As stories hit of newly-released sex offenders finding new victims, cities and states across the country are legislating the movement of sex offenders to keep them away from vulnerable children.
In the latest of these ordinances, Orange County sex offenders will no longer be permitted in public parks, beaches, harbors and zoos without prior approval.
If they fail to obey the new ordinance after May 5th, they will face a $500 fine or six months in jail.
The Orange County sex offender ban is not new--according to the Los Angeles Times both South Carolina and Illinois passed similar laws last year.
California also already has in place a law requiring registered sex offenders whose victims were under 14 to stay away from parks and schools.
As a society, we owe it to our children and vulnerable populations to protect them from potentially harmful persons and situations. The Orange County sex offender ban attempts to fulfill this duty.
However, the majority of sex crimes involving children are perpetrated by family members and acquaintances--not strangers in public spaces, reports the Los Angeles Times.
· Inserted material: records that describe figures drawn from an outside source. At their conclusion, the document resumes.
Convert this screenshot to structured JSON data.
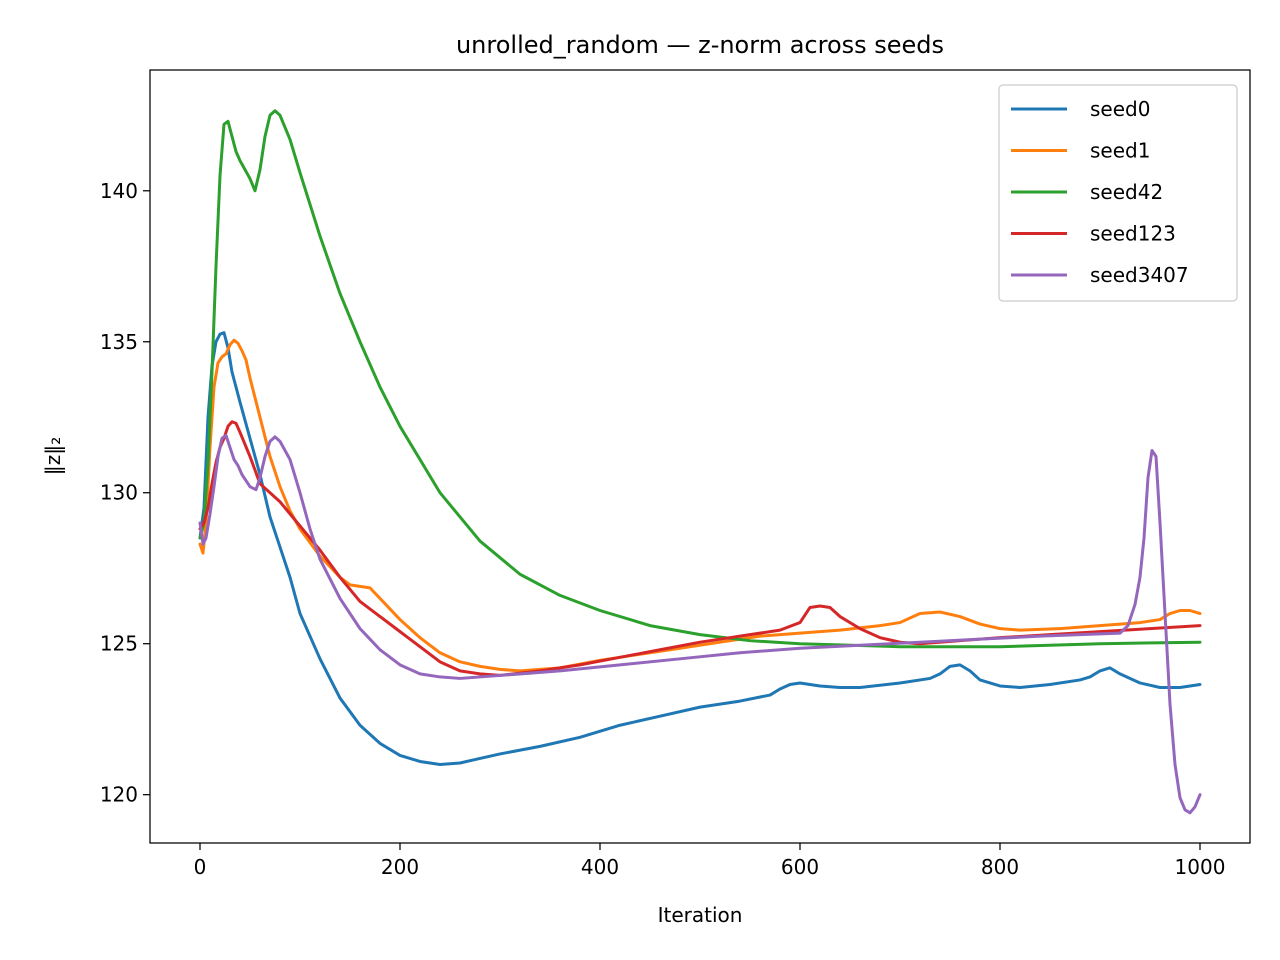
{
  "chart_data": {
    "type": "line",
    "title": "unrolled_random — z-norm across seeds",
    "xlabel": "Iteration",
    "ylabel": "‖z‖₂",
    "xlim": [
      -50,
      1050
    ],
    "ylim": [
      118.4,
      144.0
    ],
    "xticks": [
      0,
      200,
      400,
      600,
      800,
      1000
    ],
    "yticks": [
      120,
      125,
      130,
      135,
      140
    ],
    "grid": false,
    "legend_position": "top-right",
    "series": [
      {
        "name": "seed0",
        "color": "#1f77b4",
        "points": [
          [
            0,
            128.5
          ],
          [
            4,
            129.5
          ],
          [
            8,
            132.5
          ],
          [
            12,
            134.2
          ],
          [
            16,
            135.0
          ],
          [
            20,
            135.25
          ],
          [
            24,
            135.3
          ],
          [
            28,
            134.8
          ],
          [
            32,
            134.0
          ],
          [
            36,
            133.5
          ],
          [
            40,
            133.0
          ],
          [
            50,
            131.8
          ],
          [
            60,
            130.6
          ],
          [
            70,
            129.2
          ],
          [
            80,
            128.2
          ],
          [
            90,
            127.2
          ],
          [
            100,
            126.0
          ],
          [
            120,
            124.5
          ],
          [
            140,
            123.2
          ],
          [
            160,
            122.3
          ],
          [
            180,
            121.7
          ],
          [
            200,
            121.3
          ],
          [
            220,
            121.1
          ],
          [
            240,
            121.0
          ],
          [
            260,
            121.05
          ],
          [
            280,
            121.2
          ],
          [
            300,
            121.35
          ],
          [
            340,
            121.6
          ],
          [
            380,
            121.9
          ],
          [
            420,
            122.3
          ],
          [
            460,
            122.6
          ],
          [
            500,
            122.9
          ],
          [
            540,
            123.1
          ],
          [
            570,
            123.3
          ],
          [
            580,
            123.5
          ],
          [
            590,
            123.65
          ],
          [
            600,
            123.7
          ],
          [
            620,
            123.6
          ],
          [
            640,
            123.55
          ],
          [
            660,
            123.55
          ],
          [
            700,
            123.7
          ],
          [
            730,
            123.85
          ],
          [
            740,
            124.0
          ],
          [
            750,
            124.25
          ],
          [
            760,
            124.3
          ],
          [
            770,
            124.1
          ],
          [
            780,
            123.8
          ],
          [
            800,
            123.6
          ],
          [
            820,
            123.55
          ],
          [
            850,
            123.65
          ],
          [
            880,
            123.8
          ],
          [
            890,
            123.9
          ],
          [
            900,
            124.1
          ],
          [
            910,
            124.2
          ],
          [
            920,
            124.0
          ],
          [
            940,
            123.7
          ],
          [
            960,
            123.55
          ],
          [
            980,
            123.55
          ],
          [
            1000,
            123.65
          ]
        ]
      },
      {
        "name": "seed1",
        "color": "#ff7f0e",
        "points": [
          [
            0,
            128.3
          ],
          [
            3,
            128.0
          ],
          [
            6,
            129.0
          ],
          [
            10,
            131.5
          ],
          [
            14,
            133.5
          ],
          [
            18,
            134.3
          ],
          [
            22,
            134.5
          ],
          [
            26,
            134.6
          ],
          [
            30,
            134.9
          ],
          [
            34,
            135.05
          ],
          [
            38,
            134.95
          ],
          [
            42,
            134.7
          ],
          [
            46,
            134.4
          ],
          [
            50,
            133.8
          ],
          [
            60,
            132.5
          ],
          [
            70,
            131.2
          ],
          [
            80,
            130.2
          ],
          [
            90,
            129.4
          ],
          [
            100,
            128.8
          ],
          [
            120,
            127.9
          ],
          [
            140,
            127.2
          ],
          [
            150,
            126.95
          ],
          [
            160,
            126.9
          ],
          [
            170,
            126.85
          ],
          [
            180,
            126.5
          ],
          [
            200,
            125.8
          ],
          [
            220,
            125.2
          ],
          [
            240,
            124.7
          ],
          [
            260,
            124.4
          ],
          [
            280,
            124.25
          ],
          [
            300,
            124.15
          ],
          [
            320,
            124.1
          ],
          [
            360,
            124.2
          ],
          [
            400,
            124.45
          ],
          [
            440,
            124.65
          ],
          [
            480,
            124.85
          ],
          [
            520,
            125.05
          ],
          [
            560,
            125.25
          ],
          [
            600,
            125.35
          ],
          [
            640,
            125.45
          ],
          [
            680,
            125.6
          ],
          [
            700,
            125.7
          ],
          [
            710,
            125.85
          ],
          [
            720,
            126.0
          ],
          [
            740,
            126.05
          ],
          [
            760,
            125.9
          ],
          [
            780,
            125.65
          ],
          [
            800,
            125.5
          ],
          [
            820,
            125.45
          ],
          [
            860,
            125.5
          ],
          [
            900,
            125.6
          ],
          [
            940,
            125.7
          ],
          [
            960,
            125.8
          ],
          [
            970,
            126.0
          ],
          [
            980,
            126.1
          ],
          [
            990,
            126.1
          ],
          [
            1000,
            126.0
          ]
        ]
      },
      {
        "name": "seed42",
        "color": "#2ca02c",
        "points": [
          [
            0,
            128.5
          ],
          [
            4,
            129.0
          ],
          [
            8,
            131.0
          ],
          [
            12,
            134.0
          ],
          [
            16,
            137.5
          ],
          [
            20,
            140.5
          ],
          [
            24,
            142.2
          ],
          [
            28,
            142.3
          ],
          [
            32,
            141.8
          ],
          [
            36,
            141.3
          ],
          [
            40,
            141.0
          ],
          [
            45,
            140.7
          ],
          [
            50,
            140.4
          ],
          [
            55,
            140.0
          ],
          [
            60,
            140.7
          ],
          [
            65,
            141.8
          ],
          [
            70,
            142.5
          ],
          [
            75,
            142.65
          ],
          [
            80,
            142.5
          ],
          [
            90,
            141.7
          ],
          [
            100,
            140.6
          ],
          [
            120,
            138.5
          ],
          [
            140,
            136.6
          ],
          [
            160,
            135.0
          ],
          [
            180,
            133.5
          ],
          [
            200,
            132.2
          ],
          [
            240,
            130.0
          ],
          [
            280,
            128.4
          ],
          [
            320,
            127.3
          ],
          [
            360,
            126.6
          ],
          [
            400,
            126.1
          ],
          [
            450,
            125.6
          ],
          [
            500,
            125.3
          ],
          [
            550,
            125.1
          ],
          [
            600,
            125.0
          ],
          [
            700,
            124.9
          ],
          [
            800,
            124.9
          ],
          [
            900,
            125.0
          ],
          [
            1000,
            125.05
          ]
        ]
      },
      {
        "name": "seed123",
        "color": "#d62728",
        "points": [
          [
            0,
            128.8
          ],
          [
            4,
            129.0
          ],
          [
            8,
            129.5
          ],
          [
            12,
            130.3
          ],
          [
            16,
            131.0
          ],
          [
            20,
            131.5
          ],
          [
            24,
            131.8
          ],
          [
            28,
            132.2
          ],
          [
            32,
            132.35
          ],
          [
            36,
            132.3
          ],
          [
            40,
            132.0
          ],
          [
            50,
            131.2
          ],
          [
            60,
            130.3
          ],
          [
            70,
            130.0
          ],
          [
            80,
            129.7
          ],
          [
            90,
            129.3
          ],
          [
            100,
            128.9
          ],
          [
            120,
            128.1
          ],
          [
            140,
            127.2
          ],
          [
            160,
            126.4
          ],
          [
            180,
            125.9
          ],
          [
            200,
            125.4
          ],
          [
            220,
            124.9
          ],
          [
            240,
            124.4
          ],
          [
            260,
            124.1
          ],
          [
            280,
            124.0
          ],
          [
            300,
            123.95
          ],
          [
            340,
            124.1
          ],
          [
            380,
            124.3
          ],
          [
            420,
            124.55
          ],
          [
            460,
            124.8
          ],
          [
            500,
            125.05
          ],
          [
            540,
            125.25
          ],
          [
            580,
            125.45
          ],
          [
            600,
            125.7
          ],
          [
            610,
            126.2
          ],
          [
            620,
            126.25
          ],
          [
            630,
            126.2
          ],
          [
            640,
            125.9
          ],
          [
            660,
            125.5
          ],
          [
            680,
            125.2
          ],
          [
            700,
            125.05
          ],
          [
            720,
            125.0
          ],
          [
            760,
            125.1
          ],
          [
            800,
            125.2
          ],
          [
            850,
            125.3
          ],
          [
            900,
            125.4
          ],
          [
            950,
            125.5
          ],
          [
            1000,
            125.6
          ]
        ]
      },
      {
        "name": "seed3407",
        "color": "#9467bd",
        "points": [
          [
            0,
            129.0
          ],
          [
            3,
            128.3
          ],
          [
            6,
            128.5
          ],
          [
            10,
            129.3
          ],
          [
            14,
            130.2
          ],
          [
            18,
            131.2
          ],
          [
            22,
            131.8
          ],
          [
            26,
            131.9
          ],
          [
            30,
            131.5
          ],
          [
            34,
            131.1
          ],
          [
            38,
            130.9
          ],
          [
            42,
            130.6
          ],
          [
            50,
            130.2
          ],
          [
            56,
            130.1
          ],
          [
            60,
            130.5
          ],
          [
            65,
            131.2
          ],
          [
            70,
            131.7
          ],
          [
            75,
            131.85
          ],
          [
            80,
            131.7
          ],
          [
            90,
            131.1
          ],
          [
            100,
            130.0
          ],
          [
            110,
            128.8
          ],
          [
            120,
            127.8
          ],
          [
            140,
            126.5
          ],
          [
            160,
            125.5
          ],
          [
            180,
            124.8
          ],
          [
            200,
            124.3
          ],
          [
            220,
            124.0
          ],
          [
            240,
            123.9
          ],
          [
            260,
            123.85
          ],
          [
            300,
            123.95
          ],
          [
            360,
            124.1
          ],
          [
            420,
            124.3
          ],
          [
            480,
            124.5
          ],
          [
            540,
            124.7
          ],
          [
            600,
            124.85
          ],
          [
            660,
            124.95
          ],
          [
            720,
            125.05
          ],
          [
            780,
            125.15
          ],
          [
            840,
            125.25
          ],
          [
            880,
            125.3
          ],
          [
            920,
            125.35
          ],
          [
            928,
            125.6
          ],
          [
            935,
            126.3
          ],
          [
            940,
            127.2
          ],
          [
            944,
            128.5
          ],
          [
            948,
            130.5
          ],
          [
            952,
            131.4
          ],
          [
            956,
            131.2
          ],
          [
            960,
            129.0
          ],
          [
            965,
            126.0
          ],
          [
            970,
            123.0
          ],
          [
            975,
            121.0
          ],
          [
            980,
            119.9
          ],
          [
            985,
            119.5
          ],
          [
            990,
            119.4
          ],
          [
            995,
            119.6
          ],
          [
            1000,
            120.0
          ]
        ]
      }
    ]
  }
}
The Orange County sex offender ban does not take this into consideration.
Because the ban is so expansive and involves public spaces, it also raises some constitutional questions that courts across the country continue to consider.
The Orange County sex offender ban specifically raises questions of ex-post facto law, liberty rights, equal protection, and the First Amendment.
Expect these questions to make their way into a California courtroom soon.